Apache OFBiz: URLs allowing remote use of Groovy expressions, leading to RCE

Vulnerability

In Apache OFBiz versions prior to 18.12.17, the handling of component:// URLs in the framework/base component is insufficiently validated. The code only checks if the string contains component:// rather than ensuring it starts with that prefix [2]. This allows an attacker to supply arbitrary URLs that include component:// anywhere in the string, bypassing the intended restriction and enabling Server-Side Request Forgery (SSRF) and potential code injection.

Exploitation

An unauthenticated attacker can send a specially crafted HTTP request to an Apache OFBiz instance, embedding a malicious URL that contains component:// but does not start with it.
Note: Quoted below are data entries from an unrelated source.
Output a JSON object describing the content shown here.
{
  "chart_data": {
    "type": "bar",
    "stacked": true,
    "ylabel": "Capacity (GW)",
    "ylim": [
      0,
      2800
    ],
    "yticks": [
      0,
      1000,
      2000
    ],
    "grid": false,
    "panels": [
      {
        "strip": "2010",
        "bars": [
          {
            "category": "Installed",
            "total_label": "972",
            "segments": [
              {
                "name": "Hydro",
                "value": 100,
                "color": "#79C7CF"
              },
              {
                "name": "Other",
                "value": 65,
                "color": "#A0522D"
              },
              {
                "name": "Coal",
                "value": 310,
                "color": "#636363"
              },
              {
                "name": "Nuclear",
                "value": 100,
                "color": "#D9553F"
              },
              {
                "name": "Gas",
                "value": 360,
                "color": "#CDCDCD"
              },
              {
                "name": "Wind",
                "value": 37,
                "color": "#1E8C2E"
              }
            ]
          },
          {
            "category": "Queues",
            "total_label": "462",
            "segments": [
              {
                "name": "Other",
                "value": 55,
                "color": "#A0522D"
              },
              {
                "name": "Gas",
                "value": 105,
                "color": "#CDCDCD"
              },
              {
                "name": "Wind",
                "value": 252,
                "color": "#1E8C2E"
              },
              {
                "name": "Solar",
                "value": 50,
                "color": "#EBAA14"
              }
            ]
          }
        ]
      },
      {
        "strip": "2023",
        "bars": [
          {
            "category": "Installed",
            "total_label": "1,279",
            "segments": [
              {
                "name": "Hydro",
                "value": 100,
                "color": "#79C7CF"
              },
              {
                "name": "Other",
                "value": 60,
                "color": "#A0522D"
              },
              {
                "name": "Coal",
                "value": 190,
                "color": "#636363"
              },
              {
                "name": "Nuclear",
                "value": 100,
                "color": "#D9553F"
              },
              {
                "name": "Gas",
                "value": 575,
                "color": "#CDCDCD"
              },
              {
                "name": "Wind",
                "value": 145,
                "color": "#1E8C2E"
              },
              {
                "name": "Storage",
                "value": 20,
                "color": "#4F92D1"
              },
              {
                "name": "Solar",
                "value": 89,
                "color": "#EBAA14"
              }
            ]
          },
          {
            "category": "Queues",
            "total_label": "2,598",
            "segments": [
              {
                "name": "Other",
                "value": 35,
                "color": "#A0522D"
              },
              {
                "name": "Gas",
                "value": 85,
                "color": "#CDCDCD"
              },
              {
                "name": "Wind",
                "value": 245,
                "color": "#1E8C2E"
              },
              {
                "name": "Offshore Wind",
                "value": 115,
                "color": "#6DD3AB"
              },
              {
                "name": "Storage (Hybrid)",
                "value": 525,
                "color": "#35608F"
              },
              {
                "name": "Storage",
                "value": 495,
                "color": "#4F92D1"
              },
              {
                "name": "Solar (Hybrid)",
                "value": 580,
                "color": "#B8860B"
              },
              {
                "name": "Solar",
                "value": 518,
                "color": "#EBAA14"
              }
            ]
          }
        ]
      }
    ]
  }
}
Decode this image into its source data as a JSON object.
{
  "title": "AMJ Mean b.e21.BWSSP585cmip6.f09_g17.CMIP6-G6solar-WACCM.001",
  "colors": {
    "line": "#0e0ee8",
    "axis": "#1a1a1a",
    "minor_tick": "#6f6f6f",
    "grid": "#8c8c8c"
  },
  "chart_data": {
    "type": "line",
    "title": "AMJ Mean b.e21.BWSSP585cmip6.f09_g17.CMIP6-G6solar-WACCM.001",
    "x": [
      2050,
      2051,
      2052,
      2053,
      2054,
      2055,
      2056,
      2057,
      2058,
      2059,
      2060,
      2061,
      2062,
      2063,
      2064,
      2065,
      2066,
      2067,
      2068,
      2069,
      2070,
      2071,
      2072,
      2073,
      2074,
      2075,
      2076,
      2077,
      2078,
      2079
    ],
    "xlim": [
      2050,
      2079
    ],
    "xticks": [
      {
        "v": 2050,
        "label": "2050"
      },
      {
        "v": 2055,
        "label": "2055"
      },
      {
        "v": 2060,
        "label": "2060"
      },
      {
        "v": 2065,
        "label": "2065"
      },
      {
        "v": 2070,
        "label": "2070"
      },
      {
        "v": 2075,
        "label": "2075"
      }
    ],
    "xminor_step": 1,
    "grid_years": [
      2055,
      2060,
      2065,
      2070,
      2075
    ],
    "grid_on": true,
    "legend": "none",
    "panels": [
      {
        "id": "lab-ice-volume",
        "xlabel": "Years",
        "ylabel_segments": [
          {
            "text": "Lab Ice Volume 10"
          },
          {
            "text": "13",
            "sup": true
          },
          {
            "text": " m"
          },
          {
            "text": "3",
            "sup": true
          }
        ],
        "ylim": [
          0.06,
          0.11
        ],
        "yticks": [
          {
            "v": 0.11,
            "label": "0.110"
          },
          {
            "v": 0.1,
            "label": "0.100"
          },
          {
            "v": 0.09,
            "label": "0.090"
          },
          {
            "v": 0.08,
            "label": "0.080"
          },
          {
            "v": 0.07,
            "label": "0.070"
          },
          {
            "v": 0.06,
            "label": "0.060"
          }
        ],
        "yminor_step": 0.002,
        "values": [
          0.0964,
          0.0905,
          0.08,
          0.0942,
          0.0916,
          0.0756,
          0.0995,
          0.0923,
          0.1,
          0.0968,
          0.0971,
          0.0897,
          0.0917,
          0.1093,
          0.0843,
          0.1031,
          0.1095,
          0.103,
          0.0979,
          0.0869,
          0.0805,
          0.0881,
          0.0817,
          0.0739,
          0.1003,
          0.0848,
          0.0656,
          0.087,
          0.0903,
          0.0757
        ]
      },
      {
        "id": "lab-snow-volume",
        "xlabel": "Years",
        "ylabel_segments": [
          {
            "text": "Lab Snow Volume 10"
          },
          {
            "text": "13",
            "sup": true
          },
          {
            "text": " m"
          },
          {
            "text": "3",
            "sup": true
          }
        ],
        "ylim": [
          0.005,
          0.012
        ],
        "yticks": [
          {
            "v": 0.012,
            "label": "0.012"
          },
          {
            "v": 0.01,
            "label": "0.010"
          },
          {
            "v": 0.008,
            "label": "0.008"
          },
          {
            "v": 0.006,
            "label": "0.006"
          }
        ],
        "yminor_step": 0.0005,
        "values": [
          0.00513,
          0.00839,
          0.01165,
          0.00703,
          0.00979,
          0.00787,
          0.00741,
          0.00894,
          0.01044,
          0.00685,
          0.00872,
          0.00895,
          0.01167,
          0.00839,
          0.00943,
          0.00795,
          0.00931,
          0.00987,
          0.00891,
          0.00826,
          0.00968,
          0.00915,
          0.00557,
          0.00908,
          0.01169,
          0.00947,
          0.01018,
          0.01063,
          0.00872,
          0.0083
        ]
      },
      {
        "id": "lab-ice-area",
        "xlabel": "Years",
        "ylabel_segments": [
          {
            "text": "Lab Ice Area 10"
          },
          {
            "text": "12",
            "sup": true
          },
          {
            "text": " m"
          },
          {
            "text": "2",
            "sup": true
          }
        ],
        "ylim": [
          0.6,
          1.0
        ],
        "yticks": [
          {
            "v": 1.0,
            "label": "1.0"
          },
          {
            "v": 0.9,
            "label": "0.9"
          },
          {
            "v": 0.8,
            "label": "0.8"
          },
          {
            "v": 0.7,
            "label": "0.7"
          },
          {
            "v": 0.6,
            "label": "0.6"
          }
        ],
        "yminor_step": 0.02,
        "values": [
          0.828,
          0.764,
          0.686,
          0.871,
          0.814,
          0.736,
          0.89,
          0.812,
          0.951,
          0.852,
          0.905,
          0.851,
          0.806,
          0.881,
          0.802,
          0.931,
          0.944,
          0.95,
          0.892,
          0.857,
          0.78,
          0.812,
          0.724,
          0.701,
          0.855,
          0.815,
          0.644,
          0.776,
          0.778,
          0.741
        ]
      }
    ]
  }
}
The flawed validation logic processes this URL, allowing the attacker to make the server send requests to internal or external resources (SSRF) and potentially inject code that is executed by the server.

Impact

Successful exploitation results in Server-Side Request Forgery, enabling the attacker to access internal network services, and may lead to remote code execution via code injection. This can compromise the confidentiality, integrity, and availability of the OFBiz instance and the underlying host.

Mitigation

The vulnerability is fixed in Apache OFBiz version 18.12.17 [2]. Users are strongly recommended to upgrade to this version or later. No workarounds are documented. The latest stable release can be downloaded from the official Apache OFBiz download page [3].